Une autre forme de coopération dans le secteur des entreprises concerne le développement des micro-entreprises et de l’artisanat. Ces projets sont très lourds par leur nature même, et pas seulement à cause du fameux règlement et de la bureaucratie qui l’accompagne. Il faut en effet, comme pour les entreprises de plus grande taille, leur apporter un appui combiné de savoir-faire technique, de gestion et de crédit mais, à la différence des projets d’appui aux PME, il s’agit de créer plusieurs centaines et idéalement, quelques milliers de micro-entreprises en transformant des paysans ou des pauvres hères des quartiers déshérités en artisans ou micro-entrepreneurs : c’est extrêmement aléatoire et difficile. De plus, la gestion du crédit peut difficilement être confiée aux institutions financières ou banques classiques qui sont assez peu intéressées par la gestion de très petits comptes ni très compétentes dans ce domaine : seules le font avec quelque efficacité, certaines ONG spécialisées en matière de micro-crédit. Il faut donc aux projets de promotion de la micro-entreprise, un personnel nombreux et extrêmement polyvalent pour assurer la formation et l’encadrement technique et financier nécessaire si l’on veut toucher un nombre significatif de familles dans une localité donnée. On arrive alors très vite à des projets d’un montant assez important pour ne toucher que quelques centaines de familles avec plus ou moins de succès selon l’approche choisie comme le montrent les expériences menées aux Caraïbes, en Amérique Centrale, au Cambodge, au Chili ou ailleurs. Cette approche n’est pas adaptée à une action massive et ne peut en réalité, toucher avec succès que les individus montrant déjà des dispositions « entrepreneuriales », par définition très rares dans les pays en développement.

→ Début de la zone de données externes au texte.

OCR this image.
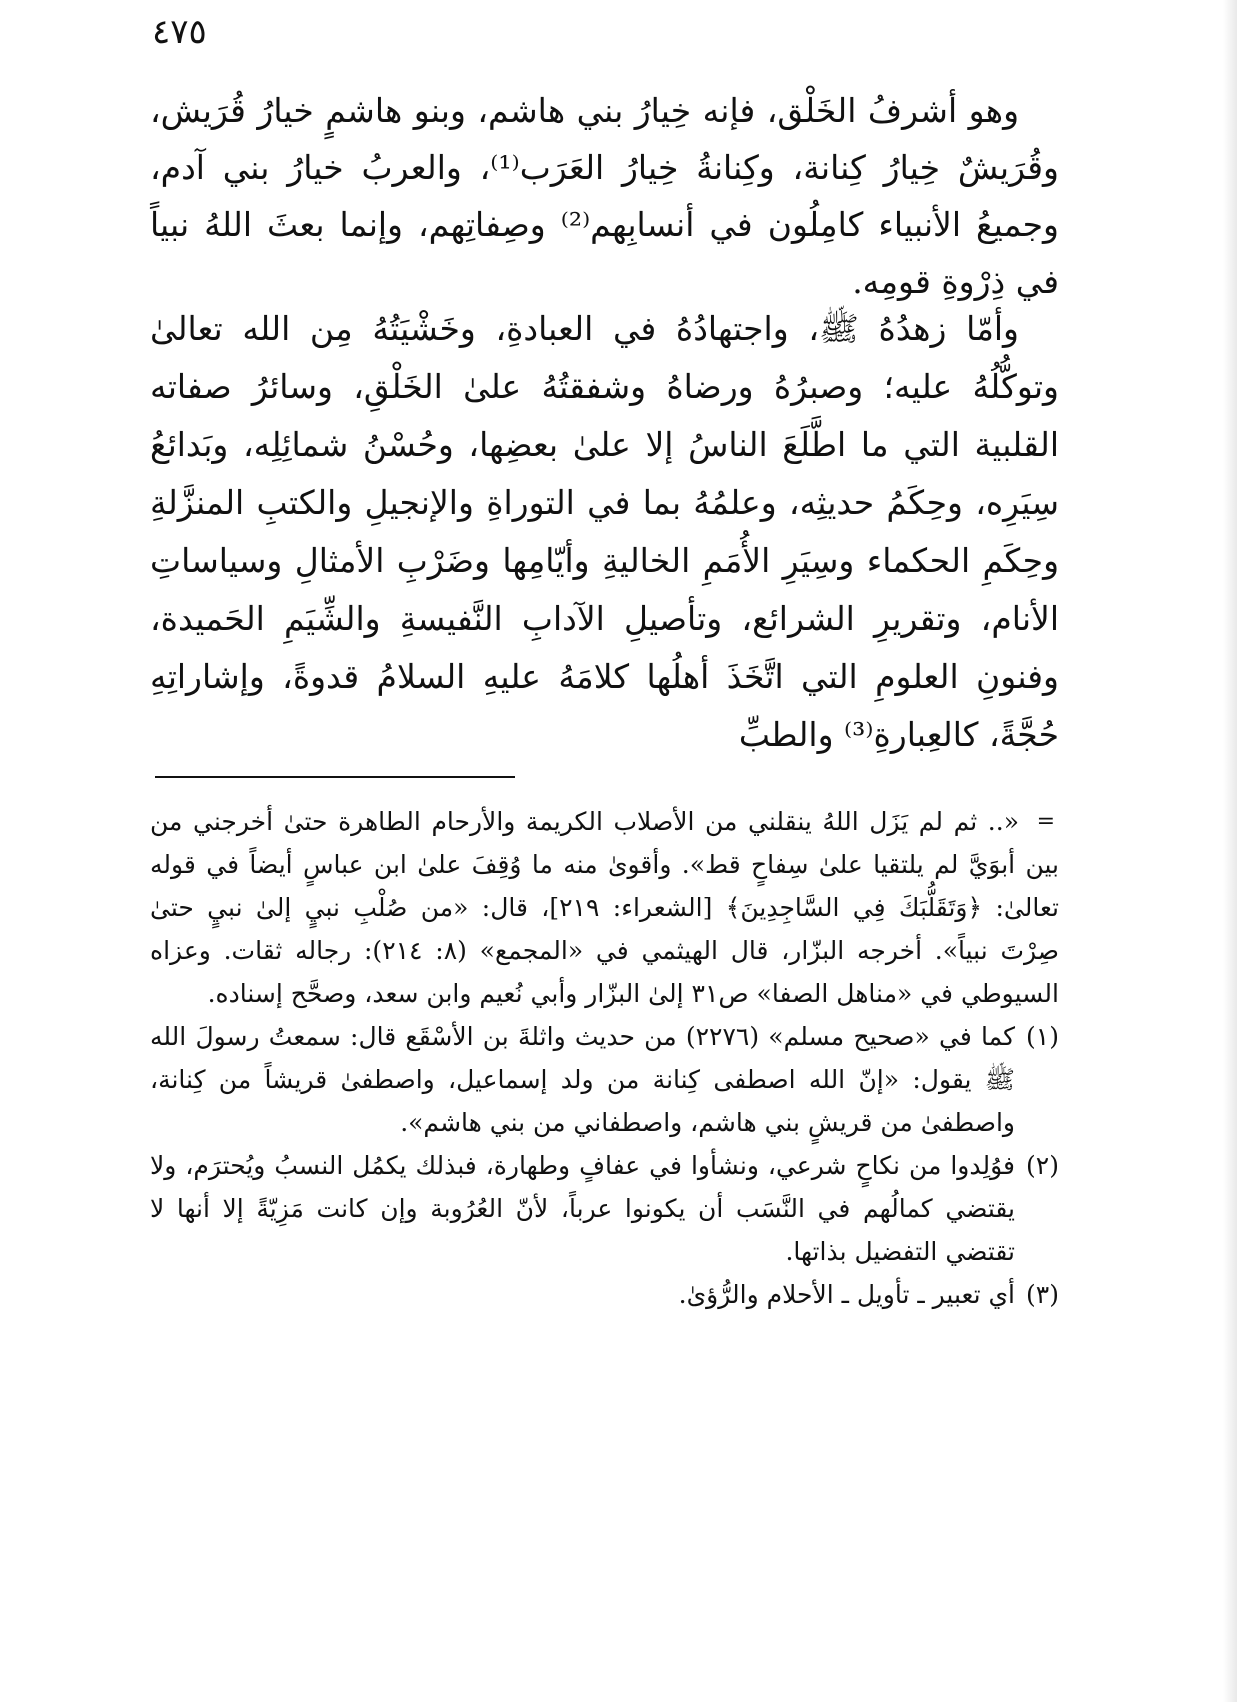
٤٧٥

وهو أشرفُ الخَلْق، فإنه خِيارُ بني هاشم، وبنو هاشمٍ خيارُ قُرَيش، وقُرَيشٌ خِيارُ كِنانة، وكِنانةُ خِيارُ العَرَب⁽¹⁾، والعربُ خيارُ بني آدم، وجميعُ الأنبياء كامِلُون في أنسابِهم⁽²⁾ وصِفاتِهم، وإنما بعثَ اللهُ نبياً في ذِرْوةِ قومِه.

وأمّا زهدُهُ ﷺ، واجتهادُهُ في العبادةِ، وخَشْيَتُهُ مِن الله تعالىٰ وتوكُّلُهُ عليه؛ وصبرُهُ ورضاهُ وشفقتُهُ علىٰ الخَلْقِ، وسائرُ صفاته القلبية التي ما اطَّلَعَ الناسُ إلا علىٰ بعضِها، وحُسْنُ شمائِلِه، وبَدائعُ سِيَرِه، وحِكَمُ حديثِه، وعلمُهُ بما في التوراةِ والإنجيلِ والكتبِ المنزَّلةِ وحِكَمِ الحكماء وسِيَرِ الأُمَمِ الخاليةِ وأيّامِها وضَرْبِ الأمثالِ وسياساتِ الأنام، وتقريرِ الشرائع، وتأصيلِ الآدابِ النَّفيسةِ والشِّيَمِ الحَميدة، وفنونِ العلومِ التي اتَّخَذَ أهلُها كلامَهُ عليهِ السلامُ قدوةً، وإشاراتِهِ حُجَّةً، كالعِبارةِ⁽³⁾ والطبِّ

=
«.. ثم لم يَزَل اللهُ ينقلني من الأصلاب الكريمة والأرحام الطاهرة حتىٰ أخرجني من بين أبوَيَّ لم يلتقيا علىٰ سِفاحٍ قط». وأقوىٰ منه ما وُقِفَ علىٰ ابن عباسٍ أيضاً في قوله تعالىٰ: ﴿وَتَقَلُّبَكَ فِي السَّاجِدِينَ﴾ [الشعراء: ٢١٩]، قال: «من صُلْبِ نبيٍ إلىٰ نبيٍ حتىٰ صِرْتَ نبياً». أخرجه البزّار، قال الهيثمي في «المجمع» (٨: ٢١٤): رجاله ثقات. وعزاه السيوطي في «مناهل الصفا» ص٣١ إلىٰ البزّار وأبي نُعيم وابن سعد، وصحَّح إسناده.

(١)
كما في «صحيح مسلم» (٢٢٧٦) من حديث واثلةَ بن الأسْقَع قال: سمعتُ رسولَ الله ﷺ يقول: «إنّ الله اصطفى كِنانة من ولد إسماعيل، واصطفىٰ قريشاً من كِنانة، واصطفىٰ من قريشٍ بني هاشم، واصطفاني من بني هاشم».

(٢)
فوُلِدوا من نكاحٍ شرعي، ونشأوا في عفافٍ وطهارة، فبذلك يكمُل النسبُ ويُحترَم، ولا يقتضي كمالُهم في النَّسَب أن يكونوا عرباً، لأنّ العُرُوبة وإن كانت مَزِيّةً إلا أنها لا تقتضي التفضيل بذاتها.

(٣)
أي تعبير ـ تأويل ـ الأحلام والرُّؤىٰ.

La voie la plus efficace s’agissant de promotion du développement économique de masse, est très certainement, celle du mutualisme financier par le biais des associations d’épargne et de crédit ou des groupes d’épargne et de crédit solidaires. Ces groupements permettent de donner à la masse des gens, l’accès au crédit qu’ils n’ont pas auprès du système bancaire et ceci, sans prétendre former des « micro-entrepreneurs » à un métier ou à des activités qu’ils ne connaissent pas. Cette approche modeste et de faible coût, permet de libérer des milliers d’initiatives productives dont les gens maîtrisent déjà la technique et qui n’auraient pu éclore sans qu’ils aient la possibilité de disposer d’une centaine voire de quelques centaines d’euro seulement . On peut ainsi toucher relativement facilement, des milliers de familles et provoquer un véritable effet d’entraînement sur l’ensemble d’une population pauvre et l’accompagner progressivement dans la diversification et l’augmentation de ses revenus. Parmi eux se détacheront ensuite, les quelques futurs leaders ou entrepreneurs qui continueront le mouvement. Cette dernière approche nous amène directement à ce qui suit.

 
 

Le vrai défi est de mettre en mouvement l’immense secteur informel dont vit la grande masse de la population ….   et c’est là, l’essentiel !

 

 A l’inverse des approches centrées sur le béton ou l’entreprise, les programmes de développement centrés sur l’homme, sont les seuls qui puissent offrir à la masse l’occasion de prendre son destin en mains en faisant émerger ou en consolidant des dynamiques durables de développement local. C’est le cas des programmes de développement rural ou urbain qui ont pour vocation d’embrasser l’ensemble des problèmes qui font la pauvreté et des solutions qui permettront d’en sortir. Dans cette catégorie de programmes, on est passé en vingt ou trente ans, de la simple idée de développement agricole axé sur la vulgarisation de techniques améliorées de production, au concept de développement rural qui couvre aussi la commercialisation des produits, les besoins d’éducation, de santé, d’eau potable voire d’hygiène et d’assainissement et par ricochet, les besoins d’organisation paysanne. Dans les années 90, s’y sont ajoutés les aspects d’auto-financement des activités productives et sociales grâce au principe de capitalisation des communautés et groupements paysans et à la mise en œuvre des systèmes de micro-crédit ou d’épargne-crédit qui leur permettaient de financer des milliers de micro-initiatives qui sans cela, n’auraient jamais existé. Et la dernière génération de programmes en arrive à insérer le tout dans le cadre plus global d’une planification participative du développement local. Celle-ci couvre à la fois le monde rural et l’urbain ou le « rurbain » (rural-urbain) qui lui est lié et distingue les activités du niveau communauté ou village, celles de la commune ou du district et celles de la région ou de la province permettant d’assurer une distribution équitable des tâches et des responsabilités techniques et financières entre les acteurs locaux, publics, privés et associatifs d’un ensemble territorial donné.

 

L’objectif final de tous ces programmes et en particulier de ceux de la dernière génération, est de faire émerger puis d’accompagner et consolider un processus de développement local durable, fondé sur « l’autonomisation » technique et financière des acteurs locaux. Toute action de coopération au développement devrait tendre en effet, à transformer progressivement les « bénéficiaires » de l’aide en « acteurs autonomes » de leur propre développement … sans quoi, nous serons condamnés à faire de l’assistance pendant des siècles !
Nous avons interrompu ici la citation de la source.